At the time of Agnes’ death there were three other monasteries of Clares in Bohemia, founded in 1242,1268, and 1274, the last one by her nephew Premysl Ottkor II. Other foundations followed in 1307, 1319, and 1361. All of these monasteries; as also those in Austria, were suppressed by the Emperor Joseph II in 1782, as being “dangerous to the state.”

Only in our own century has there been a resurgence of Poor Clare life in Czechoslovakia, with the foundation of a community of Capuchin Poor Clares in 1914. Forced to go ‘underground’ during the communist regime, the community has now settled in Stenberk.

Another small group, helped by the Clares of Paderbom, Germany, have made a foundation in Brno. They had first thought of joining a community in the Western world, but decided with great courage: “We must remain in Czechoslovakia. our country needs us. It needs contemplative nuns, and Poor Clares”. The first of these Clares made her solemn profession into the hands of the Minister provincial of the Order of Friars Minor on 2ne August 1986. Truly they are worthy daughters and sisters of Agnes, who knew, like them, that “those who sow in tears will reap rejoicing” (Ps 26).

By popular demand Agnes’ cause of canonization was initiated by Elizabeth, Queen of Bohemia, in 1328, and a petition presented to Pope John XXII. In 1339 the friars of Bohemia made their own petition, but with the outbreak of the Hussite wars in 1419 the monastery was devastated, all records were lost and the cause was left in abeyance.

It was taken up again in the late 19th century, in 1872; Agnes’ cult was confirmed, with her beatification in 1874 and the granting of an office and Mass in her honor. The process for canonization was continued, and the final stages of the work promoted and carried out by the Friars Minor Conventual. Her canonization took place in Rome on 12th November 1989. Her feast is celebrated on 2nd March.

Why did it take so long to proclaim the undoubted sanctity of this gospel woman? Why so long after Clare? Everything has its time and place.

The Primate and bishops of Czechoslovakia proclaimed the 1980’s ‘the decade of Saint Adalbert, putting forward an extensive program of spiritual renewal for the nation.
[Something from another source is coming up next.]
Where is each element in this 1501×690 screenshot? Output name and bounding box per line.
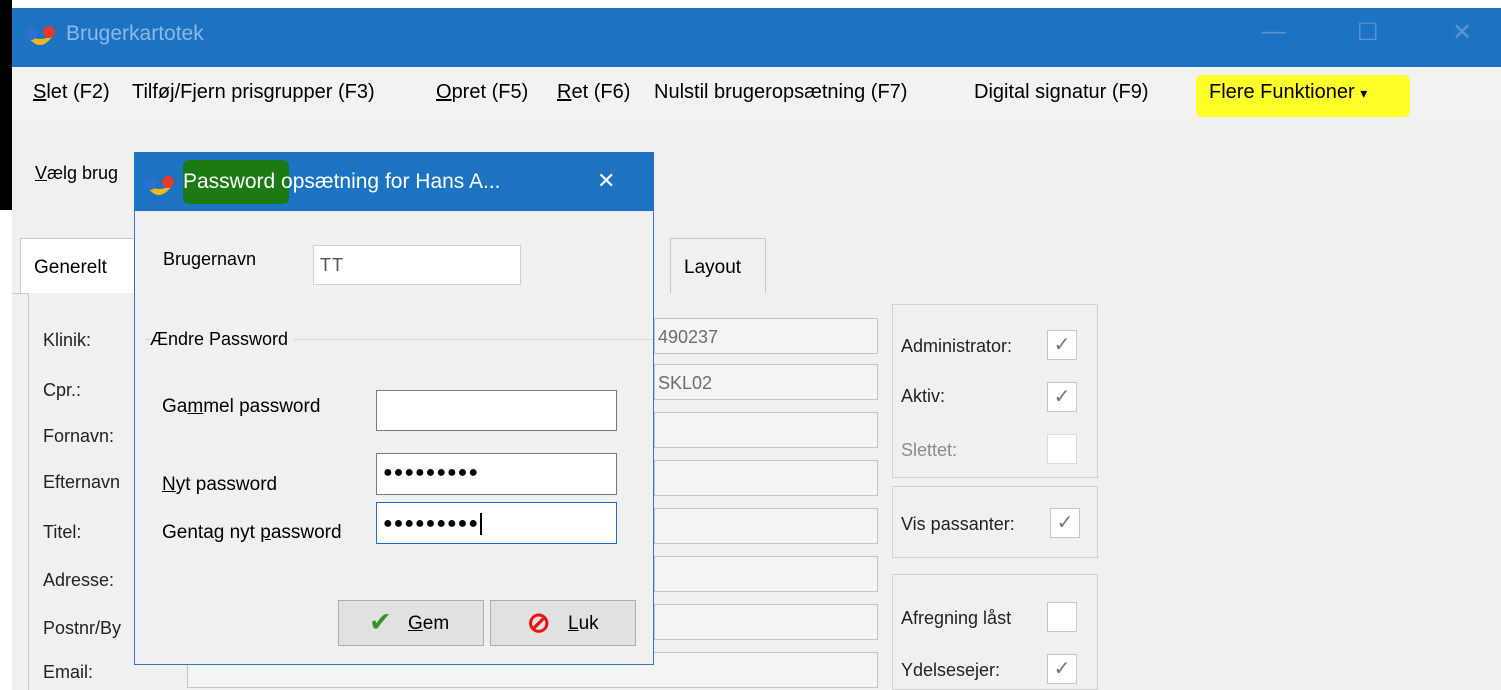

The first year of the decade was under the patronage of Agnes of Prague, and was called the year of respect for life; the faithful were urged to pray for the sick, and the elderly, for physicians, for all engaged in health services, and for all who care for the needy. In the course of the year people took up in a new way Agnes simple and quiet service of those in need, and her call to reconciliation, itself a forceful reminder that “to govern is to serve”, or in Clare’s words “it ought so to be, that the abbess is the servant of all the sisters”.
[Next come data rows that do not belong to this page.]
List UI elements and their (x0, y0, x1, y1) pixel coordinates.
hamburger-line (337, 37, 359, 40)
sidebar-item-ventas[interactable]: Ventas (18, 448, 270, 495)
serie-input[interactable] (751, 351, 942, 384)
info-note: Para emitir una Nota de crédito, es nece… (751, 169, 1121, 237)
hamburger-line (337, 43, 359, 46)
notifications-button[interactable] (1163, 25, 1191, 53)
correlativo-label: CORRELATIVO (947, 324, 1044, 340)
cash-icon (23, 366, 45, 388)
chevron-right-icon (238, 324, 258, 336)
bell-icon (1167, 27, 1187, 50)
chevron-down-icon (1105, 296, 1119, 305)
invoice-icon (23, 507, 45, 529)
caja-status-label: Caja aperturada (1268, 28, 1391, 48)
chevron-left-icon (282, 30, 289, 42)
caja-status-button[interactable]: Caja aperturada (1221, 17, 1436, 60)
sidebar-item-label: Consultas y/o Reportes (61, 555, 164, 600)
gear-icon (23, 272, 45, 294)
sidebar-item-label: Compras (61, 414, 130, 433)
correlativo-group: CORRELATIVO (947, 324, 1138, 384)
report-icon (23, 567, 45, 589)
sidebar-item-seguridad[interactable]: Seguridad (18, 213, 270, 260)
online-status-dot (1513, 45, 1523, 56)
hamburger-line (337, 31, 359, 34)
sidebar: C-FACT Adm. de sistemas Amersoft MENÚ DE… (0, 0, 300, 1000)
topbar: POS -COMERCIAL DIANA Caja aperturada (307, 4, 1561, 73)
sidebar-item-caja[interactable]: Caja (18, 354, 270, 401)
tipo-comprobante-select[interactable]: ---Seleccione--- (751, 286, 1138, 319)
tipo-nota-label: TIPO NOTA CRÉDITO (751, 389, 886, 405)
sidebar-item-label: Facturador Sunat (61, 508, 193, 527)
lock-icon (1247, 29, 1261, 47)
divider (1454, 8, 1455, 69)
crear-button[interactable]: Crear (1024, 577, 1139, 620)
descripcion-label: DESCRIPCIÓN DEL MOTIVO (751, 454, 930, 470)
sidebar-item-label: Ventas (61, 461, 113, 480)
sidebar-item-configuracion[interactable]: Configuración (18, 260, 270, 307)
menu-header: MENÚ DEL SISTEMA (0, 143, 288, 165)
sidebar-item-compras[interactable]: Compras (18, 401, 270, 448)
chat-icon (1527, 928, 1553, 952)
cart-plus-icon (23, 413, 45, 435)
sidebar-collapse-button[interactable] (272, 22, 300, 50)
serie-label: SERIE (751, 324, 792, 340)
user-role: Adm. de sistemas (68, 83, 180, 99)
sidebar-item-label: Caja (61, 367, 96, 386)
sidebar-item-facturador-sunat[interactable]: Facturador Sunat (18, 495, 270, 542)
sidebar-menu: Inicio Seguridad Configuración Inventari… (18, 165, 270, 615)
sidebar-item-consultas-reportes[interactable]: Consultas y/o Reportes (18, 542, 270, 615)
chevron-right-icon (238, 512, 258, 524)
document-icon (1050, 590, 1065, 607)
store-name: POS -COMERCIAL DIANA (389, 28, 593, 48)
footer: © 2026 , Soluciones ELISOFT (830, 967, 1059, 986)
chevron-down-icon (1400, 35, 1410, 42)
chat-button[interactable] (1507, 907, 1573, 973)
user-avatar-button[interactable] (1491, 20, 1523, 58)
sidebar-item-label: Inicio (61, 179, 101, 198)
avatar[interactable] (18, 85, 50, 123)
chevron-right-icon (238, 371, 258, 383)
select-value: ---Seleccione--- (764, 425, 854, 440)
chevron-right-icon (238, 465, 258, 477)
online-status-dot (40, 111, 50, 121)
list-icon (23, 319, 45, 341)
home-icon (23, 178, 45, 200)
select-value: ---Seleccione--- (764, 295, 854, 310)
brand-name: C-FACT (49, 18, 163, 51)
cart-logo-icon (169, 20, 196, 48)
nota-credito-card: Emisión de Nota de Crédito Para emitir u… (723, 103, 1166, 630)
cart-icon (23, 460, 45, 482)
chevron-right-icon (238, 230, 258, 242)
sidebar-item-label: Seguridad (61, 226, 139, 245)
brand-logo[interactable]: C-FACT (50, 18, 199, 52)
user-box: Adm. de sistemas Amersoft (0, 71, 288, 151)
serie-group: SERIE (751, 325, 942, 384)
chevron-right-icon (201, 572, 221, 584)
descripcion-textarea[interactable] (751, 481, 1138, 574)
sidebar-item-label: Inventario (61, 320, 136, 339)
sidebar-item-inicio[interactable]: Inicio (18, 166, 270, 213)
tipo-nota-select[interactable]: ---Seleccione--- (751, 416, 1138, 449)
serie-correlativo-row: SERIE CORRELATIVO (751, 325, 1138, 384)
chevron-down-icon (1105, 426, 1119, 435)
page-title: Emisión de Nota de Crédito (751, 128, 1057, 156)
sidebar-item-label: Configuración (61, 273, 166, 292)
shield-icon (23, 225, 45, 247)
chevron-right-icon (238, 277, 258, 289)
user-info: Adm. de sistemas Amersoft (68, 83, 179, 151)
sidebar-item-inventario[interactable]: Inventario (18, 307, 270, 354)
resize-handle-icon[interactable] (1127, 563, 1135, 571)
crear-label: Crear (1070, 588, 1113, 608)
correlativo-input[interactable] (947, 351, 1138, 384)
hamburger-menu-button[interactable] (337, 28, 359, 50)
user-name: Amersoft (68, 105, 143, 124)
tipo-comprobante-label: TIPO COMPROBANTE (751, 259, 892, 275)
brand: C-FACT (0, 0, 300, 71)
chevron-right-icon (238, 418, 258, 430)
The culmination of this decade witnessed the public protests of November 1989, which followed immediately after the canonization of Agnes on November 12th. The entire Politburo resigned on 24th November, and on 10th December a new government was sworn in, with non-communist majority. No one was killed in the revolution.

Oh 20th November Cardinal Frantisek Tomasek had sent his people this message: In this fateful hour in our history, no one of you dare stand aside. Raise anew your voice. … The right to believe cannot be separated from other democratic rights. Freedom is indivisible. With God’s help our fate now lies in our hands.”
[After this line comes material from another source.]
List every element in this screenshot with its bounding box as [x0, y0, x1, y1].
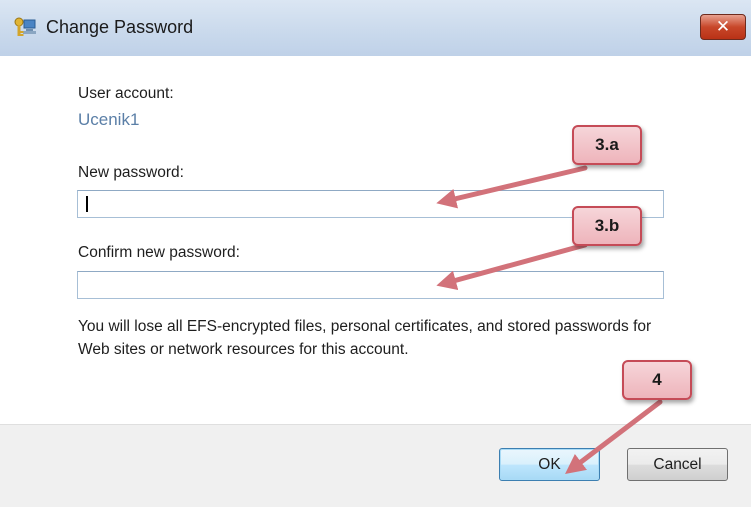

And on 22nd April 1990, President Havel in welcoming Pope John Paul II to Czechoslovakia commented: “Your holiness, dear citizens. I do not know whether I know what a miracle is. None the less, I dare to say that in this moment I am experiencing a miracle. In our land destroyed. by the ideology of hate comes a message of love; …. in a land until recently destroyed by the idea of confrontation and division, comes a message of peace, of dialogue, of reciprocal tolerance, respect… the preaching of fraternal unity.”

And surely this is the message that Agnes proclaimed by her very life. So the new prominence of Agnes on the Czech scene should not be regarded as the culmination of efforts for her canonization, or the solemn recognition of a long overdue debt, but rather as threshold through which the Czech people enter a new era in their spiritual life” ~ Petr Pifho @ poor-clares.org.